Of Cows and Corn: Why the RFS Has to Go
In the mid-1930s, Congress was concerned that falling milk prices would bankrupt small dairy farmers. So it passed a “temporary” dairy price-support program. Under the program, which was eventually formalized as the Commodity Credit Corporation, the federal government bought surplus milk, butter, and cheese from farmers who couldn’t otherwise sell them at sufficiently high prices.
Not surprisingly, problems soon arose. Dairy farmers produced more milk, which the federal government then had to do something with. By 1983, the federal government was stockpiling $4 billion surplus cheese, butter and nonfat dry milk in cool caves in Missouri.
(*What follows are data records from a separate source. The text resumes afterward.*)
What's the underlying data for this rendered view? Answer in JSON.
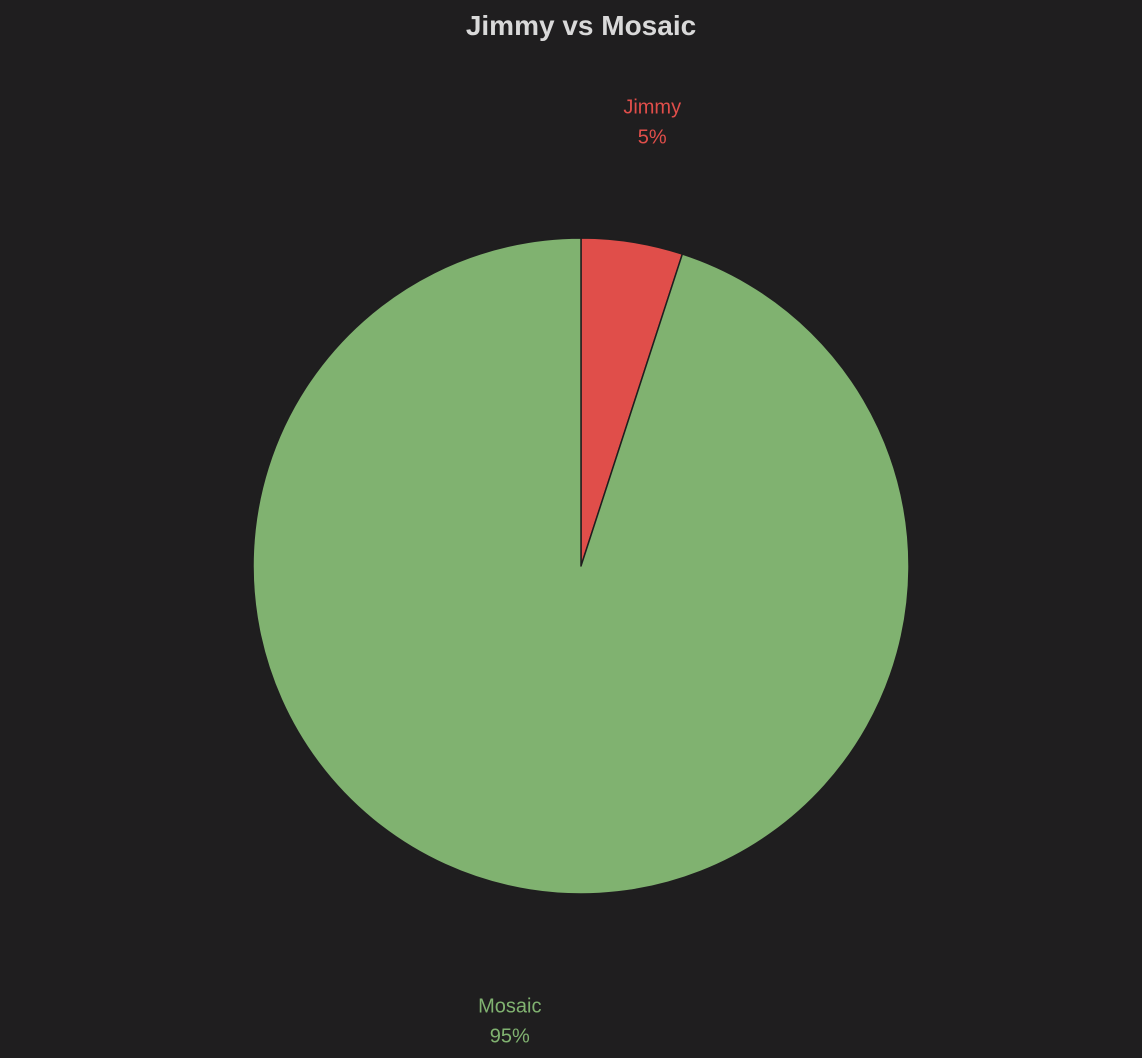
{
  "chart_data": {
    "type": "pie",
    "title": "Jimmy vs Mosaic",
    "categories": [
      "Jimmy",
      "Mosaic"
    ],
    "values": [
      5,
      95
    ],
    "labels": [
      "5%",
      "95%"
    ],
    "colors": [
      "#e04e4a",
      "#80b270"
    ],
    "slice_border_color": "#1f1e1f",
    "start_angle": "top (12 o'clock)",
    "direction": "clockwise",
    "legend": "none (labels placed outside slices)"
  },
  "style": {
    "background": "#1f1e1f",
    "title_color": "#d9d9d9"
  }
}
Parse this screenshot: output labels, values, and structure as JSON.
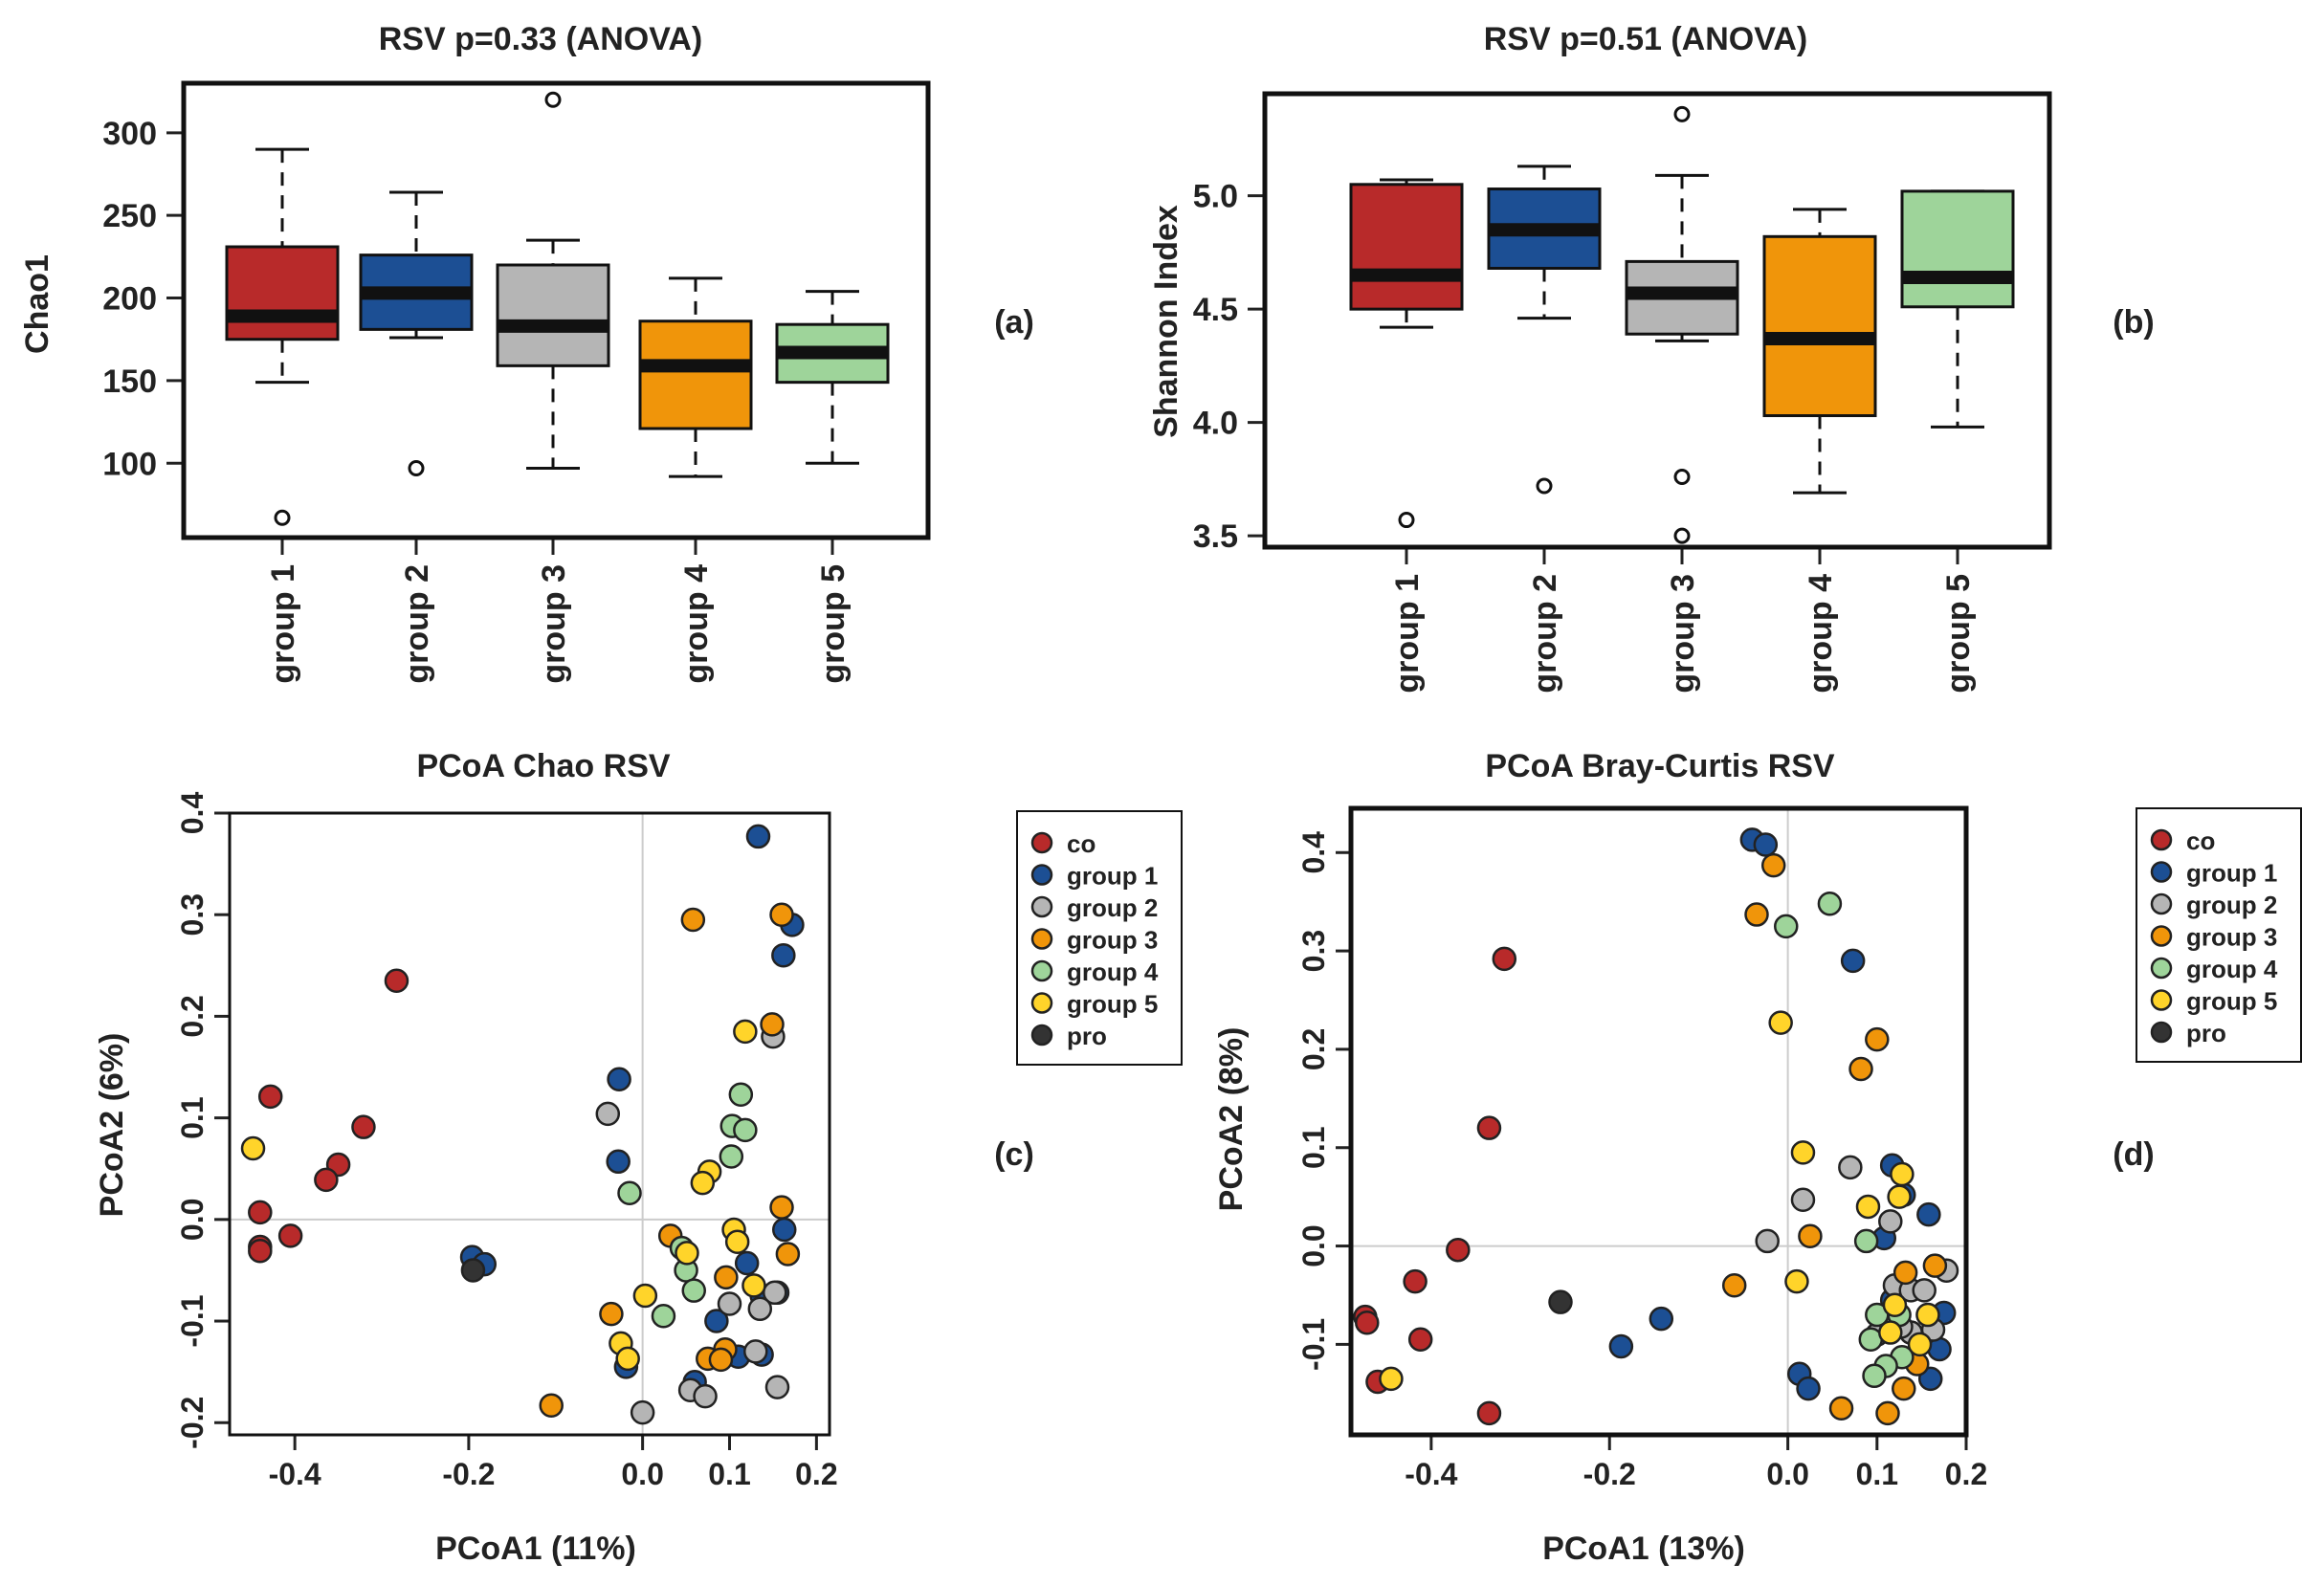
{
  "colors": {
    "co": "#b82a2a",
    "group 1": "#1c4f94",
    "group 2": "#b5b5b5",
    "group 3": "#f0950a",
    "group 4": "#9ed49a",
    "group 5": "#ffd42a",
    "pro": "#333333"
  },
  "chart_data": [
    {
      "id": "a",
      "type": "box",
      "panel_label": "(a)",
      "title": "RSV p=0.33 (ANOVA)",
      "xlabel": "",
      "ylabel": "Chao1",
      "ylim": [
        55,
        330
      ],
      "yticks": [
        100,
        150,
        200,
        250,
        300
      ],
      "categories": [
        "group 1",
        "group 2",
        "group 3",
        "group 4",
        "group 5"
      ],
      "boxes": [
        {
          "whislo": 149,
          "q1": 175,
          "med": 189,
          "q3": 231,
          "whishi": 290,
          "fliers": [
            67
          ],
          "color": "#b82a2a"
        },
        {
          "whislo": 176,
          "q1": 181,
          "med": 203,
          "q3": 226,
          "whishi": 264,
          "fliers": [
            97
          ],
          "color": "#1c4f94"
        },
        {
          "whislo": 97,
          "q1": 159,
          "med": 183,
          "q3": 220,
          "whishi": 235,
          "fliers": [
            320
          ],
          "color": "#b5b5b5"
        },
        {
          "whislo": 92,
          "q1": 121,
          "med": 159,
          "q3": 186,
          "whishi": 212,
          "fliers": [],
          "color": "#f0950a"
        },
        {
          "whislo": 100,
          "q1": 149,
          "med": 167,
          "q3": 184,
          "whishi": 204,
          "fliers": [],
          "color": "#9ed49a"
        }
      ]
    },
    {
      "id": "b",
      "type": "box",
      "panel_label": "(b)",
      "title": "RSV p=0.51 (ANOVA)",
      "xlabel": "",
      "ylabel": "Shannon Index",
      "ylim": [
        3.45,
        5.45
      ],
      "yticks": [
        3.5,
        4.0,
        4.5,
        5.0
      ],
      "ytick_labels": [
        "3.5",
        "4.0",
        "4.5",
        "5.0"
      ],
      "categories": [
        "group 1",
        "group 2",
        "group 3",
        "group 4",
        "group 5"
      ],
      "boxes": [
        {
          "whislo": 4.42,
          "q1": 4.5,
          "med": 4.65,
          "q3": 5.05,
          "whishi": 5.07,
          "fliers": [
            3.57
          ],
          "color": "#b82a2a"
        },
        {
          "whislo": 4.46,
          "q1": 4.68,
          "med": 4.85,
          "q3": 5.03,
          "whishi": 5.13,
          "fliers": [
            3.72
          ],
          "color": "#1c4f94"
        },
        {
          "whislo": 4.36,
          "q1": 4.39,
          "med": 4.57,
          "q3": 4.71,
          "whishi": 5.09,
          "fliers": [
            3.76,
            3.5,
            5.36
          ],
          "color": "#b5b5b5"
        },
        {
          "whislo": 3.69,
          "q1": 4.03,
          "med": 4.37,
          "q3": 4.82,
          "whishi": 4.94,
          "fliers": [],
          "color": "#f0950a"
        },
        {
          "whislo": 3.98,
          "q1": 4.51,
          "med": 4.64,
          "q3": 5.02,
          "whishi": 5.02,
          "fliers": [],
          "color": "#9ed49a"
        }
      ]
    },
    {
      "id": "c",
      "type": "scatter",
      "panel_label": "(c)",
      "title": "PCoA Chao  RSV",
      "xlabel": "PCoA1 (11%)",
      "ylabel": "PCoA2 (6%)",
      "xlim": [
        -0.475,
        0.215
      ],
      "ylim": [
        -0.212,
        0.4
      ],
      "xticks": [
        -0.4,
        -0.2,
        0.0,
        0.1,
        0.2
      ],
      "xtick_labels": [
        "-0.4",
        "-0.2",
        "0.0",
        "0.1",
        "0.2"
      ],
      "yticks": [
        -0.2,
        -0.1,
        0.0,
        0.1,
        0.2,
        0.3,
        0.4
      ],
      "ytick_labels": [
        "-0.2",
        "-0.1",
        "0.0",
        "0.1",
        "0.2",
        "0.3",
        "0.4"
      ],
      "legend_position": "right",
      "series": [
        {
          "name": "co",
          "points": [
            [
              -0.283,
              0.235
            ],
            [
              -0.428,
              0.121
            ],
            [
              -0.321,
              0.091
            ],
            [
              -0.35,
              0.054
            ],
            [
              -0.364,
              0.039
            ],
            [
              -0.44,
              0.007
            ],
            [
              -0.405,
              -0.016
            ],
            [
              -0.44,
              -0.027
            ],
            [
              -0.44,
              -0.031
            ]
          ]
        },
        {
          "name": "group 1",
          "points": [
            [
              0.133,
              0.377
            ],
            [
              0.172,
              0.29
            ],
            [
              0.162,
              0.26
            ],
            [
              -0.027,
              0.138
            ],
            [
              -0.028,
              0.057
            ],
            [
              -0.196,
              -0.037
            ],
            [
              -0.182,
              -0.044
            ],
            [
              -0.019,
              -0.145
            ],
            [
              0.163,
              -0.01
            ],
            [
              0.12,
              -0.043
            ],
            [
              0.085,
              -0.1
            ],
            [
              0.137,
              -0.075
            ],
            [
              0.06,
              -0.16
            ],
            [
              0.11,
              -0.135
            ],
            [
              0.137,
              -0.133
            ],
            [
              0.155,
              -0.072
            ]
          ]
        },
        {
          "name": "group 2",
          "points": [
            [
              -0.04,
              0.104
            ],
            [
              0.15,
              0.18
            ],
            [
              0.152,
              -0.072
            ],
            [
              0.135,
              -0.088
            ],
            [
              0.1,
              -0.083
            ],
            [
              0.13,
              -0.13
            ],
            [
              0.055,
              -0.168
            ],
            [
              0.072,
              -0.174
            ],
            [
              0.155,
              -0.165
            ],
            [
              0.0,
              -0.19
            ]
          ]
        },
        {
          "name": "group 3",
          "points": [
            [
              0.058,
              0.295
            ],
            [
              0.16,
              0.3
            ],
            [
              0.149,
              0.192
            ],
            [
              0.16,
              0.012
            ],
            [
              0.032,
              -0.016
            ],
            [
              0.096,
              -0.057
            ],
            [
              0.167,
              -0.034
            ],
            [
              -0.036,
              -0.093
            ],
            [
              0.075,
              -0.137
            ],
            [
              0.095,
              -0.128
            ],
            [
              0.09,
              -0.138
            ],
            [
              -0.105,
              -0.183
            ]
          ]
        },
        {
          "name": "group 4",
          "points": [
            [
              0.113,
              0.123
            ],
            [
              0.103,
              0.092
            ],
            [
              0.118,
              0.088
            ],
            [
              0.102,
              0.062
            ],
            [
              -0.015,
              0.026
            ],
            [
              0.045,
              -0.028
            ],
            [
              0.05,
              -0.05
            ],
            [
              0.059,
              -0.07
            ],
            [
              0.024,
              -0.095
            ]
          ]
        },
        {
          "name": "group 5",
          "points": [
            [
              0.118,
              0.185
            ],
            [
              -0.448,
              0.07
            ],
            [
              0.077,
              0.047
            ],
            [
              0.069,
              0.036
            ],
            [
              0.105,
              -0.01
            ],
            [
              0.109,
              -0.022
            ],
            [
              0.051,
              -0.033
            ],
            [
              0.128,
              -0.065
            ],
            [
              0.003,
              -0.075
            ],
            [
              -0.025,
              -0.122
            ],
            [
              -0.017,
              -0.137
            ]
          ]
        },
        {
          "name": "pro",
          "points": [
            [
              -0.195,
              -0.05
            ]
          ]
        }
      ]
    },
    {
      "id": "d",
      "type": "scatter",
      "panel_label": "(d)",
      "title": "PCoA Bray-Curtis  RSV",
      "xlabel": "PCoA1 (13%)",
      "ylabel": "PCoA2 (8%)",
      "xlim": [
        -0.49,
        0.2
      ],
      "ylim": [
        -0.192,
        0.445
      ],
      "xticks": [
        -0.4,
        -0.2,
        0.0,
        0.1,
        0.2
      ],
      "xtick_labels": [
        "-0.4",
        "-0.2",
        "0.0",
        "0.1",
        "0.2"
      ],
      "yticks": [
        -0.1,
        0.0,
        0.1,
        0.2,
        0.3,
        0.4
      ],
      "ytick_labels": [
        "-0.1",
        "0.0",
        "0.1",
        "0.2",
        "0.3",
        "0.4"
      ],
      "legend_position": "right",
      "series": [
        {
          "name": "co",
          "points": [
            [
              -0.318,
              0.292
            ],
            [
              -0.335,
              0.12
            ],
            [
              -0.37,
              -0.004
            ],
            [
              -0.418,
              -0.036
            ],
            [
              -0.474,
              -0.072
            ],
            [
              -0.472,
              -0.078
            ],
            [
              -0.412,
              -0.095
            ],
            [
              -0.46,
              -0.138
            ],
            [
              -0.335,
              -0.17
            ]
          ]
        },
        {
          "name": "group 1",
          "points": [
            [
              -0.04,
              0.413
            ],
            [
              -0.025,
              0.408
            ],
            [
              0.073,
              0.29
            ],
            [
              0.117,
              0.082
            ],
            [
              0.13,
              0.052
            ],
            [
              0.108,
              0.008
            ],
            [
              0.158,
              0.032
            ],
            [
              0.117,
              -0.055
            ],
            [
              0.175,
              -0.068
            ],
            [
              0.16,
              -0.095
            ],
            [
              0.15,
              -0.097
            ],
            [
              0.17,
              -0.105
            ],
            [
              0.16,
              -0.135
            ],
            [
              0.013,
              -0.13
            ],
            [
              0.023,
              -0.145
            ],
            [
              -0.187,
              -0.102
            ],
            [
              -0.142,
              -0.074
            ]
          ]
        },
        {
          "name": "group 2",
          "points": [
            [
              0.07,
              0.08
            ],
            [
              0.017,
              0.047
            ],
            [
              -0.023,
              0.005
            ],
            [
              0.115,
              0.025
            ],
            [
              0.12,
              -0.04
            ],
            [
              0.138,
              -0.045
            ],
            [
              0.178,
              -0.025
            ],
            [
              0.153,
              -0.045
            ],
            [
              0.138,
              -0.088
            ],
            [
              0.163,
              -0.085
            ],
            [
              0.127,
              -0.082
            ],
            [
              0.1,
              -0.09
            ]
          ]
        },
        {
          "name": "group 3",
          "points": [
            [
              -0.016,
              0.387
            ],
            [
              -0.035,
              0.337
            ],
            [
              0.1,
              0.21
            ],
            [
              0.082,
              0.18
            ],
            [
              0.025,
              0.01
            ],
            [
              -0.06,
              -0.04
            ],
            [
              0.132,
              -0.027
            ],
            [
              0.165,
              -0.02
            ],
            [
              0.13,
              -0.145
            ],
            [
              0.112,
              -0.17
            ],
            [
              0.06,
              -0.165
            ],
            [
              0.145,
              -0.12
            ]
          ]
        },
        {
          "name": "group 4",
          "points": [
            [
              0.047,
              0.348
            ],
            [
              -0.002,
              0.325
            ],
            [
              0.088,
              0.005
            ],
            [
              0.1,
              -0.07
            ],
            [
              0.125,
              -0.07
            ],
            [
              0.093,
              -0.095
            ],
            [
              0.128,
              -0.113
            ],
            [
              0.11,
              -0.122
            ],
            [
              0.097,
              -0.132
            ]
          ]
        },
        {
          "name": "group 5",
          "points": [
            [
              -0.008,
              0.227
            ],
            [
              0.017,
              0.095
            ],
            [
              0.09,
              0.04
            ],
            [
              0.128,
              0.073
            ],
            [
              0.125,
              0.05
            ],
            [
              0.01,
              -0.036
            ],
            [
              0.12,
              -0.06
            ],
            [
              0.157,
              -0.07
            ],
            [
              0.115,
              -0.088
            ],
            [
              0.148,
              -0.1
            ],
            [
              -0.445,
              -0.135
            ]
          ]
        },
        {
          "name": "pro",
          "points": [
            [
              -0.255,
              -0.057
            ]
          ]
        }
      ]
    }
  ],
  "legend_entries": [
    "co",
    "group 1",
    "group 2",
    "group 3",
    "group 4",
    "group 5",
    "pro"
  ]
}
So, they put in place a number of measures to try to get rid of it. They banned imports and began to sell or “dump” butter and dry milk overseas, charging prices less than the U.S. government had paid for it. They began distributing billions of dollars of surplus cheese, butter and dry milk to the poor. They paid farmers $995 million to retire 10,000 dairy cows from production, heck, they even paid farmers to slaughter their cows ($1.3 billion) thereby ticking off cattle farmers and meat producers.
All of which just goes to show that when the government intervenes in the market system, it does not go well.
Take for example the federal corn-ethanol mandate. A decade ago Congress passed legislation creating the federal Renewable Fuel Standard (RFS) — requiring that Americans put 36 billion gallons of ethanol and other biofuels in their gas tanks annually by 2022.
The RFS was crafted to promote energy security and help the environment. The energy security goals, however, are being addressed by dramatic increases in domestic oil production, which have lowered U.S. oil imports to levels not seen since the mid-1990s. Thanks to vast domestic shale reserves and safe hydraulic fracturing, the U.S. is the world’s leading producer of oil and natural gas.
The problem with this regulation is that the EPA’s assumptions of growing demand for high-ethanol fuel blends are simply wrong. The high ethanol blends that EPA is pushing — E85 and E15 — are not compatible with most cars on the road today and they could potentially put American consumers and their vehicles at risk. Consumers have shown they have little to no interest in purchasing increasing amounts of high ethanol fuels, which stands in stark contrast to the consumer demand for E0 — non-ethanol gasoline. In 2014, E85 demand remained flat at just 0.15 percent of gasoline demand, while E0 represented nearly 7 percent of demand — up from 3.4 percent in 2012.
As a recent National Journal story noted:
“It’s easy to understand why. Ethanol erodes rubber, …and can destroy carburetors and pumps in older boats, damage classic cars and wreck small engines like those in lawnmowers and other outdoor equipment.”
In addition, a new University of Tennessee report finds that the RFS and its ethanol mandates fall short on a number of environmental fronts.
Just as the destructive dairy policy of the 1930s, what the RFS has become is an illustration of the pitfalls of government trying to mandate consumer behavior. The RFS is broken and should be repealed. Ultimately, Congress has to fix this problem. EPA can nibble around the edges like a large piece of cheese, but the reality is that Congress must fix the mess they started a decade ago.
“I think that it was a bad experiment,” Ward says. “They need to rethink it.”